I watched as the remainder of the guard looked to their leader in a frightened plea for guidance. Lucius breathed heavily as he glared at me, patting out the remnants of flames from his shoulder. Through his power, I sensed confusion. All this time he’d thought I was so much weaker than him. But I’d only grown stronger since I’d come to the castle and found my allies—and even stronger now that I’d been to the Akashic.
“Isn’t this what you wanted? For us to be equals?” I asked, the release of so much power clouding my head and brimming my skin with tingling pleasure. “Or was that not really the objective?”
I laughed, and the darkest part of my power rose like specters from the grave. It picked Lucius up off the ground and shook him through the air as he wrestled and fought.
Natural magick had a shadow of its own. It did not forget, and it did not so easily forgive. Not when the realm lay destroyed by greed and cruelty. Not when tyrants had broken the sacred laws of reciprocity and reverence for balance and magick.
In the world of Angelina’s manufactured shadows, there were lovers who would never meet, parents who would never live to see their children learn and grow or have children of their own, siblings who would never know each other, laughter and tears that would never be shared, celebrations that would never be had, and discoveries that would never be made. Under the rubble lay bodies, but also entire lineages of stories, myths, dreams, and art, built over generations and centuries.
The power I held was not just light and love. It was vengeful and scorned, hungry for retribution for stolen children, stolen land, and stolen futures. This was the side of my power I channeled tonight, and it descended like a torrential downpour.

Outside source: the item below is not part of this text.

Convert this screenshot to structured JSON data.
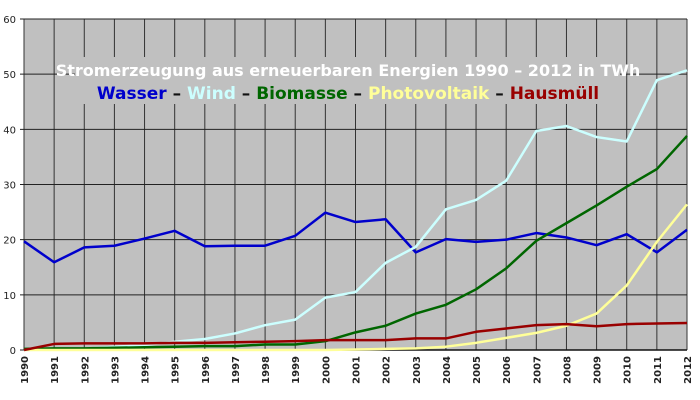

Heavy raindrops fell from the sky, burning Lucius’s and the guard’s skin like acid. Lucius fell from the air like a fallen angel. I whispered to the earth, and it split down the middle like an opening to the Underworld, sending the remaining witches scrambling back and away. With a snap of my fingers the lights in the castle went dark, heavy clouds eclipsed the moon, and we were bathed in a kind of utter darkness that was maddening to all who resisted. I conjured spirits of hallucinatory horror to plague Lucius and his guards, high pitched wails to drown out all other sound.
I grabbed Daelon’s hand, and we ran. Footsteps appeared before us like imprints from the future, lighting our path with faintly glowing outlines. We stepped into them, and we did not look back, not when Lucius promised to put Daelon’s head on a stake, and definitely not when he let forth an animalistic howl into the darkness. I could hear the witches’ screams as they wrestled with demons in the dark, tasted their fear like it was a ripe fruit against my tongue.

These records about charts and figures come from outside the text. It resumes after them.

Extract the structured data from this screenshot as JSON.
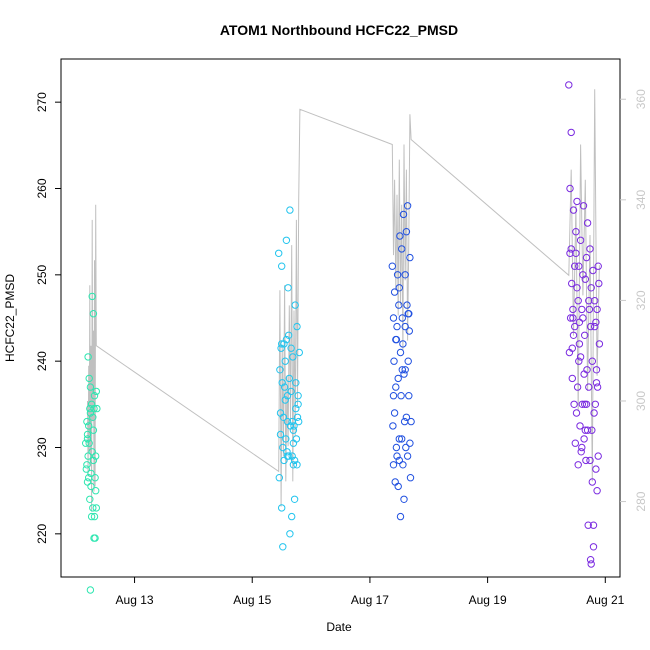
{
  "chart_data": {
    "type": "scatter",
    "title": "ATOM1 Northbound HCFC22_PMSD",
    "xlabel": "Date",
    "ylabel": "HCFC22_PMSD",
    "x_unit": "days",
    "xlim": [
      "2024-08-11T18:00",
      "2024-08-21T06:00"
    ],
    "ylim": [
      215,
      275
    ],
    "y2lim": [
      265,
      368
    ],
    "x_ticks": [
      {
        "value": "2024-08-13",
        "label": "Aug 13"
      },
      {
        "value": "2024-08-15",
        "label": "Aug 15"
      },
      {
        "value": "2024-08-17",
        "label": "Aug 17"
      },
      {
        "value": "2024-08-19",
        "label": "Aug 19"
      },
      {
        "value": "2024-08-21",
        "label": "Aug 21"
      }
    ],
    "y_ticks": [
      220,
      230,
      240,
      250,
      260,
      270
    ],
    "y2_ticks": [
      280,
      300,
      320,
      340,
      360
    ],
    "grid": false,
    "legend": "none",
    "line_color": "#c0c0c0",
    "right_axis_color": "#c8c8c8",
    "series": [
      {
        "color": "#2de6b0",
        "x": [
          12.17,
          12.18,
          12.19,
          12.19,
          12.2,
          12.2,
          12.21,
          12.21,
          12.22,
          12.22,
          12.23,
          12.23,
          12.24,
          12.24,
          12.25,
          12.25,
          12.26,
          12.26,
          12.27,
          12.27,
          12.28,
          12.28,
          12.29,
          12.29,
          12.3,
          12.3,
          12.31,
          12.31,
          12.32,
          12.32,
          12.33,
          12.33,
          12.34,
          12.34,
          12.35,
          12.35,
          12.36,
          12.2,
          12.25,
          12.3
        ],
        "y": [
          230.5,
          227.5,
          233,
          228,
          231.5,
          226,
          240.5,
          229,
          232.5,
          226.5,
          238,
          230.5,
          234.5,
          224,
          234,
          237,
          227,
          225.5,
          235,
          222,
          229.5,
          247.5,
          233.5,
          223,
          228.5,
          245.5,
          234.5,
          219.5,
          236,
          222,
          226.5,
          219.5,
          229,
          225,
          236.5,
          223,
          234.5,
          231,
          213.5,
          232
        ]
      },
      {
        "color": "#22c4ee",
        "x": [
          15.45,
          15.46,
          15.47,
          15.48,
          15.48,
          15.49,
          15.5,
          15.5,
          15.51,
          15.52,
          15.52,
          15.53,
          15.54,
          15.54,
          15.55,
          15.56,
          15.56,
          15.57,
          15.58,
          15.58,
          15.59,
          15.6,
          15.6,
          15.61,
          15.62,
          15.62,
          15.63,
          15.64,
          15.64,
          15.65,
          15.66,
          15.66,
          15.67,
          15.68,
          15.68,
          15.69,
          15.7,
          15.7,
          15.71,
          15.72,
          15.72,
          15.73,
          15.74,
          15.74,
          15.75,
          15.76,
          15.76,
          15.77,
          15.78,
          15.78,
          15.79,
          15.8,
          15.5,
          15.6,
          15.7
        ],
        "y": [
          252.5,
          226.5,
          239,
          231.5,
          234,
          241.5,
          251,
          223,
          237.5,
          230,
          218.5,
          233.5,
          242,
          228.5,
          237,
          235.5,
          240,
          231,
          242.5,
          254,
          229.5,
          233,
          236,
          248.5,
          243,
          229,
          238,
          220,
          257.5,
          232.5,
          236.5,
          241.5,
          222,
          229,
          233,
          240.5,
          228,
          230.5,
          232.5,
          224,
          228.5,
          246.5,
          234.5,
          237.5,
          231,
          244,
          228,
          233.5,
          235,
          236,
          233,
          241,
          242,
          229,
          232
        ]
      },
      {
        "color": "#2050e0",
        "x": [
          17.38,
          17.39,
          17.4,
          17.4,
          17.41,
          17.42,
          17.42,
          17.43,
          17.44,
          17.44,
          17.45,
          17.46,
          17.46,
          17.47,
          17.48,
          17.48,
          17.49,
          17.5,
          17.5,
          17.51,
          17.52,
          17.52,
          17.53,
          17.54,
          17.54,
          17.55,
          17.56,
          17.56,
          17.57,
          17.58,
          17.58,
          17.59,
          17.6,
          17.6,
          17.61,
          17.62,
          17.62,
          17.63,
          17.64,
          17.64,
          17.65,
          17.66,
          17.66,
          17.67,
          17.68,
          17.68,
          17.69,
          17.7,
          17.4,
          17.5,
          17.6,
          17.45,
          17.55,
          17.65
        ],
        "y": [
          251,
          232.5,
          245,
          228,
          240,
          234,
          248,
          226,
          242.5,
          237,
          230,
          244,
          229,
          250,
          225.5,
          238,
          246.5,
          228.5,
          231,
          254.5,
          241,
          222,
          236,
          253,
          231,
          245,
          228,
          242,
          257,
          224,
          238.5,
          233,
          250,
          244,
          230,
          255,
          233.5,
          246.5,
          258,
          229,
          240,
          245.5,
          236,
          243.5,
          230.5,
          252,
          226.5,
          233,
          236,
          248.5,
          239,
          242.5,
          239,
          245.5
        ]
      },
      {
        "color": "#7a2ae0",
        "x": [
          20.38,
          20.39,
          20.4,
          20.4,
          20.41,
          20.42,
          20.42,
          20.43,
          20.44,
          20.44,
          20.45,
          20.46,
          20.46,
          20.47,
          20.48,
          20.48,
          20.49,
          20.5,
          20.5,
          20.51,
          20.52,
          20.52,
          20.53,
          20.54,
          20.54,
          20.55,
          20.56,
          20.56,
          20.57,
          20.58,
          20.58,
          20.59,
          20.6,
          20.6,
          20.61,
          20.62,
          20.62,
          20.63,
          20.64,
          20.64,
          20.65,
          20.66,
          20.66,
          20.67,
          20.68,
          20.68,
          20.69,
          20.7,
          20.7,
          20.71,
          20.72,
          20.72,
          20.73,
          20.74,
          20.74,
          20.75,
          20.76,
          20.76,
          20.77,
          20.78,
          20.78,
          20.79,
          20.8,
          20.8,
          20.81,
          20.82,
          20.82,
          20.83,
          20.84,
          20.84,
          20.85,
          20.86,
          20.86,
          20.87,
          20.88,
          20.88,
          20.89,
          20.9,
          20.45,
          20.55,
          20.65,
          20.75,
          20.85
        ],
        "y": [
          272,
          241,
          252.5,
          260,
          245,
          253,
          266.5,
          249,
          241.5,
          238,
          246,
          257.5,
          243,
          235,
          251,
          244,
          230.5,
          252.5,
          255,
          234,
          248.5,
          258.5,
          237,
          247,
          228,
          251,
          244.5,
          242,
          232.5,
          240.5,
          254,
          229.5,
          246,
          230,
          235,
          245,
          250,
          258,
          238.5,
          231,
          243,
          249.5,
          232,
          228.5,
          235,
          252,
          239,
          256,
          232,
          221,
          237,
          247,
          246,
          228.5,
          253,
          217,
          216.5,
          248.5,
          232,
          226,
          240,
          250.5,
          221,
          218.5,
          234,
          247,
          244,
          235,
          227.5,
          244.5,
          237.5,
          225,
          246,
          237,
          229,
          251,
          249,
          242,
          245,
          240,
          235,
          244,
          239
        ]
      }
    ],
    "line": {
      "x": [
        12.2,
        12.21,
        12.22,
        12.23,
        12.24,
        12.25,
        12.26,
        12.27,
        12.28,
        12.29,
        12.3,
        12.31,
        12.32,
        12.33,
        12.34,
        12.35,
        15.45,
        15.47,
        15.49,
        15.51,
        15.53,
        15.55,
        15.57,
        15.59,
        15.61,
        15.63,
        15.65,
        15.67,
        15.69,
        15.71,
        15.73,
        15.75,
        15.77,
        15.79,
        15.81,
        17.38,
        17.4,
        17.42,
        17.44,
        17.46,
        17.48,
        17.5,
        17.52,
        17.54,
        17.56,
        17.58,
        17.6,
        17.62,
        17.64,
        17.66,
        17.68,
        17.7,
        20.38,
        20.42,
        20.46,
        20.5,
        20.54,
        20.58,
        20.62,
        20.66,
        20.7,
        20.74,
        20.78,
        20.82,
        20.86,
        20.9
      ],
      "y": [
        300,
        285,
        307,
        290,
        323,
        287,
        311,
        278,
        336,
        296,
        314,
        282,
        328,
        283,
        339,
        311,
        286,
        322,
        279,
        311,
        289,
        323,
        284,
        305,
        291,
        319,
        296,
        331,
        284,
        318,
        293,
        336,
        299,
        340,
        358,
        351,
        329,
        344,
        322,
        341,
        317,
        348,
        319,
        339,
        310,
        351,
        324,
        346,
        312,
        332,
        357,
        352,
        325,
        346,
        313,
        339,
        298,
        351,
        321,
        344,
        302,
        333,
        284,
        362,
        305,
        327
      ]
    }
  }
}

Across Daelon’s old training field, where Gregory first taught him how to kill, I whispered that I loved him, and I hoped it was enough to pull his attention away from his traumatic memories and lead us both into our future. When we reached the forest, it opened up to us like we were honored guests, tree branches linking back behind us in a kind of natural fortress, preventing anyone from following us along the same path.
“Simon spoke to me telepathically during our escape. He wanted us to know that Lucius was calling in soldiers and assassins to hunt us,” Daelon said as both of us caught our breath, now deep into the woods. The moon was no longer covered, and I held a dimly lit orb in my palm for more light.

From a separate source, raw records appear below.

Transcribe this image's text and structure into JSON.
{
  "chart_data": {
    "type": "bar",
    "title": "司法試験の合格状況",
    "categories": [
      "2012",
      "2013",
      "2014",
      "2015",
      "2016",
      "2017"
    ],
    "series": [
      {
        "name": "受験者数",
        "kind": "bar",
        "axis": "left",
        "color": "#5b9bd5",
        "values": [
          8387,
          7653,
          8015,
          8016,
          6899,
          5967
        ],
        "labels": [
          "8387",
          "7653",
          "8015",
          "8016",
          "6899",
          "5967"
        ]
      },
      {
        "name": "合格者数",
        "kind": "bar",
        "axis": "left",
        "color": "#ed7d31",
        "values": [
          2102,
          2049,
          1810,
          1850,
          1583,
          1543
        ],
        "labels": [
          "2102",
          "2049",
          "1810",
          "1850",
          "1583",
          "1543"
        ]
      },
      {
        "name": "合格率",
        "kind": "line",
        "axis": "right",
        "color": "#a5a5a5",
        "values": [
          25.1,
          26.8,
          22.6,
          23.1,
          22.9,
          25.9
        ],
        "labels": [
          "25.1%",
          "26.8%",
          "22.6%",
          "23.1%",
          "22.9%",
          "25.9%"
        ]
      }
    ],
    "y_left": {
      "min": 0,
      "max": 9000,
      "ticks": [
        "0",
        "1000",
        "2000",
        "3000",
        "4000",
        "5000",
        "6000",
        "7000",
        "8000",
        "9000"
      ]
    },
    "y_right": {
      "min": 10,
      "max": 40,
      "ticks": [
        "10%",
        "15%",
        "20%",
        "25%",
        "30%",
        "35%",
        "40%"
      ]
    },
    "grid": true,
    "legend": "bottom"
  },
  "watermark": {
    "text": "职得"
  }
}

“I always thought he was different.”
“Not different enough,” Daelon murmured. “But he owed me one.”
“Whoa. Can you hear that?” I asked, my eardrums suddenly assaulted by lyrical whispers.
Daelon shook his head. “What is it?”
Come,the voices said in an ethereal echo.Rest here for the night. You will need your strength come morning.
“The trees are… um… speaking to me.”
Daelon raised his brows and then shrugged. “I would expect nothing less.”